REPUBLIKA.CO.ID, JAKARTA -- Komisi Nasional Kecelakaan Transportasi (KNKT) mengungkapkan temuan penting terkait penyebab kecelakaan pesawat Sukhoi Superjet 100 yang menabrak tebing Gunung Salak, 9 Mei 2012 lalu. KNKT tidak menemukan indikasi kerusakan pada sistem pesawat Sukhoi.
Setelah mengunduh seluruh data dari kotak hitam (black box), KNKT mengemukakan bahwa pesawat dalam keadaan prima saat lepas landas dari bandara Halim Perdanakusuma pada 9 Mei sekitar pukul 14.00 WIB.
"Seluruh parameter berhasil di-'download' dan dari hasilnya, tidak ada indikasi kerusakan sistem pesawat selama penerbangan," kata Tatang Kurniadi, dalam konferensi pers mengenai hasil investigasi akhir kecelakaan pesawat Sukhoi SJ 100, di Jakarta, Selasa.
Menurut Tatang, pengunduhan serta pembacaan data melibatkan pihak dari Rusia di laboratorium milik KNKT. "Itu disaksikan ahli dari Rusia selaku produsen pesawat Sukhoi," katanya.
Ia mengatakan hasil simulasi juga menunjukkan sistem peringatan pesawat bekerja dengan baik.

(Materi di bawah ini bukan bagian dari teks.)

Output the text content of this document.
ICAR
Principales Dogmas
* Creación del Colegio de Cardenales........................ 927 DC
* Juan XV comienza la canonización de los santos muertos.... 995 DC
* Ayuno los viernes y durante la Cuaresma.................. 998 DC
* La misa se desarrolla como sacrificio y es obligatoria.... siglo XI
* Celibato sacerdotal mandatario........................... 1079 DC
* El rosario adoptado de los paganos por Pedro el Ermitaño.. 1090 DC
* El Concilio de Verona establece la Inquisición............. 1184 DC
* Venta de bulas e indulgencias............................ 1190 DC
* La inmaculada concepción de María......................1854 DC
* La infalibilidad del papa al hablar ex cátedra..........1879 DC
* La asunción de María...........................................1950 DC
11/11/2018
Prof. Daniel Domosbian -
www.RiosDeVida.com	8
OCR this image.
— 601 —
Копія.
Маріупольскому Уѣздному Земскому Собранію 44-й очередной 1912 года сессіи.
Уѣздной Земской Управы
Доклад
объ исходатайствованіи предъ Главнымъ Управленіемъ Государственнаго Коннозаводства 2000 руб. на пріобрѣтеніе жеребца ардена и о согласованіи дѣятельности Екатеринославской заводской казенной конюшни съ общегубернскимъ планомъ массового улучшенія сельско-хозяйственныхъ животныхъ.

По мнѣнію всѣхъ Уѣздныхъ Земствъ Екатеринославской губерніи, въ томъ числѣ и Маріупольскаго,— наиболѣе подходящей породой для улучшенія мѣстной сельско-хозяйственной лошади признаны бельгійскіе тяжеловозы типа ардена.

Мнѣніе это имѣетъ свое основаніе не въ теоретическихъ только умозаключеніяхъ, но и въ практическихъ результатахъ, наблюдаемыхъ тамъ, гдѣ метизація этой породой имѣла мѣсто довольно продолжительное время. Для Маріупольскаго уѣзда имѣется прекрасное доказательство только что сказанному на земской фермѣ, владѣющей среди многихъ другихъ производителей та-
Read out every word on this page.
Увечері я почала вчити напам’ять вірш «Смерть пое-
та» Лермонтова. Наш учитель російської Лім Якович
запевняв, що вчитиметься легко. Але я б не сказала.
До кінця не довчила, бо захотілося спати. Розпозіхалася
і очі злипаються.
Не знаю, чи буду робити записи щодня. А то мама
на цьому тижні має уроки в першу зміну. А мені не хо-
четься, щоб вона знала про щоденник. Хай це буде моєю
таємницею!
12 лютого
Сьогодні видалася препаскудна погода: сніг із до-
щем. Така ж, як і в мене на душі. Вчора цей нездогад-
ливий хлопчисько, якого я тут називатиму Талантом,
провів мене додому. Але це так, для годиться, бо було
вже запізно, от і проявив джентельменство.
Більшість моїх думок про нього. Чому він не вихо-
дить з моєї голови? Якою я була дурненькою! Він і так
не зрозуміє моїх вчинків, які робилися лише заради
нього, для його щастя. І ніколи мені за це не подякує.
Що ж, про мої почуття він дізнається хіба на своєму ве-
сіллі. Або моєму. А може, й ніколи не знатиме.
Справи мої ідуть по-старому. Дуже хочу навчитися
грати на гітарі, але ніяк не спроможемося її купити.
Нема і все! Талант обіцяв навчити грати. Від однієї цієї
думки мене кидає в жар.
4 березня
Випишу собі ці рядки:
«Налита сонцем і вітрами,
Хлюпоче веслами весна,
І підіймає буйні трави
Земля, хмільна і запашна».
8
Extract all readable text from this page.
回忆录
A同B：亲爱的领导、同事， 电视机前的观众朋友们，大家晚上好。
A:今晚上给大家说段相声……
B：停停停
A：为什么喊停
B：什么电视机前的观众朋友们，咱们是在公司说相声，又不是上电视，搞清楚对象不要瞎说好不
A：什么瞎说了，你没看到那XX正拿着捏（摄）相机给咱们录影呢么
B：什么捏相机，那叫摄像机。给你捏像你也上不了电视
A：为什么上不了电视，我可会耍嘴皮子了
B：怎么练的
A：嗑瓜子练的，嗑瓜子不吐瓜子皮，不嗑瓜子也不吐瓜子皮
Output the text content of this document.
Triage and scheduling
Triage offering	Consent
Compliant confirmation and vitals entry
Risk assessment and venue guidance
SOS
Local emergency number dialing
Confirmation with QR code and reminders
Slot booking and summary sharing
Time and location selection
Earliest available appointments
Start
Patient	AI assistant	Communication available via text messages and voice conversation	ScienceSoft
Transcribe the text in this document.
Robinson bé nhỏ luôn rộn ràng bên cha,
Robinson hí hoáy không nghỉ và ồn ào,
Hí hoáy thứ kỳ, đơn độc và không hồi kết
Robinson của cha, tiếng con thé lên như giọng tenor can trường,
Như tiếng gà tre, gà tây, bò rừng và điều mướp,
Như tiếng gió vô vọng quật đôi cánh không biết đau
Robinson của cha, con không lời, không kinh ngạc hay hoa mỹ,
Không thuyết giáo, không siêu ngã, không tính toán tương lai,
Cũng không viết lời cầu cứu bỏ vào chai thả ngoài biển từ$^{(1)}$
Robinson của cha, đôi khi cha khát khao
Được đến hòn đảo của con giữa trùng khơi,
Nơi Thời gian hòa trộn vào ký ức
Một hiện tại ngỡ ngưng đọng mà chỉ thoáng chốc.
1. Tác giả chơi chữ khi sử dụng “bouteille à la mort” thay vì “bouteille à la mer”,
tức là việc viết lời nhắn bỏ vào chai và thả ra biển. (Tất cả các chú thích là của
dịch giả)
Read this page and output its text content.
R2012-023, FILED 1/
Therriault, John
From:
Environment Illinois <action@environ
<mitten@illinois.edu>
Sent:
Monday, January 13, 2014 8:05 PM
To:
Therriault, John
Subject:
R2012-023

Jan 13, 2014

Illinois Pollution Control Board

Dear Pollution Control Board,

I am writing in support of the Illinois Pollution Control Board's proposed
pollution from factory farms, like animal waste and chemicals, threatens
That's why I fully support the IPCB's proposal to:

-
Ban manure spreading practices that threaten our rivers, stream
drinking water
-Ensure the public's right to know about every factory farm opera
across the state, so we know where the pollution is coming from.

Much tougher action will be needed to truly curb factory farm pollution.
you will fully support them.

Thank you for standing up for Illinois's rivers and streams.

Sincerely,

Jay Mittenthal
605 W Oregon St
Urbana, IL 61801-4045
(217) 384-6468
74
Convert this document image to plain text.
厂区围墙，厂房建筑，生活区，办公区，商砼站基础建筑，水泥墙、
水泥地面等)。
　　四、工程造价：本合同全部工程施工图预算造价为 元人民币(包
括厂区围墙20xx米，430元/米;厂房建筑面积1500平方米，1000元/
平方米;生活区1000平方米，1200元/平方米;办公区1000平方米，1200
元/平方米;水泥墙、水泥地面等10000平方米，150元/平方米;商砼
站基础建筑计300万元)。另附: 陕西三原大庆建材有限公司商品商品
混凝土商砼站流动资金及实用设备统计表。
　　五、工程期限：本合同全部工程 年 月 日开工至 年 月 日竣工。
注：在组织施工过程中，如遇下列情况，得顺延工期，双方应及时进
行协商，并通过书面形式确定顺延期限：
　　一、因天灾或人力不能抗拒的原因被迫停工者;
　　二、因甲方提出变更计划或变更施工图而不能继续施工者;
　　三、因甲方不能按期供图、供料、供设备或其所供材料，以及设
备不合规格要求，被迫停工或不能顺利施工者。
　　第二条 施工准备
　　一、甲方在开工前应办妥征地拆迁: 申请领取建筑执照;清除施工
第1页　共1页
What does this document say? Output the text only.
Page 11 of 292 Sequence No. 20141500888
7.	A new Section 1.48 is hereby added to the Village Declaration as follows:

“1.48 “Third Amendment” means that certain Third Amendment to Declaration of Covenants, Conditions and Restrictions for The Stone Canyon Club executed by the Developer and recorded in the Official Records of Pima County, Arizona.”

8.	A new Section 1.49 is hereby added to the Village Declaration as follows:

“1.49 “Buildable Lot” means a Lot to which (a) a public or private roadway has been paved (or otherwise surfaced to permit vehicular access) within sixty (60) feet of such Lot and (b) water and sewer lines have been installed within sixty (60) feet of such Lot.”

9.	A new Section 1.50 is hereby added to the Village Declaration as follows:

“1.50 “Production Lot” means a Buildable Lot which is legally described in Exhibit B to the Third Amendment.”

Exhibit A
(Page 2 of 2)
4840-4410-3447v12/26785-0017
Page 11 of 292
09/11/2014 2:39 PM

Beberapa saat setelah memasuki kawasan rawan di Gunung Salak, tanda peringatan bahaya menyala. Tatang mengatakan, pesawat Sukhoi yang dikemudikan pilot Rusia, Alexander Yablontsev sebenarnya bisa menghindari tebing di Gunung Salak. Namun, setelah tanda peringatan bahaya berbunyi selama 24 detik, sang pilot tidak membawa pesawat menghindar.
KNKT mengungkapkan, jelang kecelakaan nahas terjadi, kokpit Sukhoi sedang dihuni tiga orang. "Ketiga orang tersebut adalah pilot in command (PIC) yang bertugas sebagai pilot yang mengemudikan pesawat, satu orang adalah pilot monitoring, dan seorang wakil calon pembeli pada tempat duduk observer," katanya.
Calon pembeli tersebut, kata dia, bukanlah seorang pilot yang diijinkan berada di kokpit. Namun,itu hal yang wajar terutama saat penerbangan promosi.
Calon pembeli itu ingin tahu lebih lanjut tentang fitur pesawat. Saat terjadi perbincangan antara ketiga orang dikokpit itulah, detik-detik kecelakaan terjadi.
Pada kesempatan yang sama, Ketua Tim Investigasi in Charge KNKT Mardjono Siswosuwarno mengatakan ada pembicaraan antara pilot dan pihak calon pembeli pesawat yang dianggap sebagai gangguan dalam komunikasi.
"Ada obrolan pilot dengan pihak pembeli selama 38 detik yang merupakan distraksi atau pengalihan dari fokus perhatian," katanya.
Percakapan tersebut, lanjutnya, ditemukan di dalam Cockpit Voice Recorder (CVR). Percakapan itu pula yang menyebabkan pilot tidak segera mengubah arah ketika pesawat keluar dari orbit tanpa disengaja.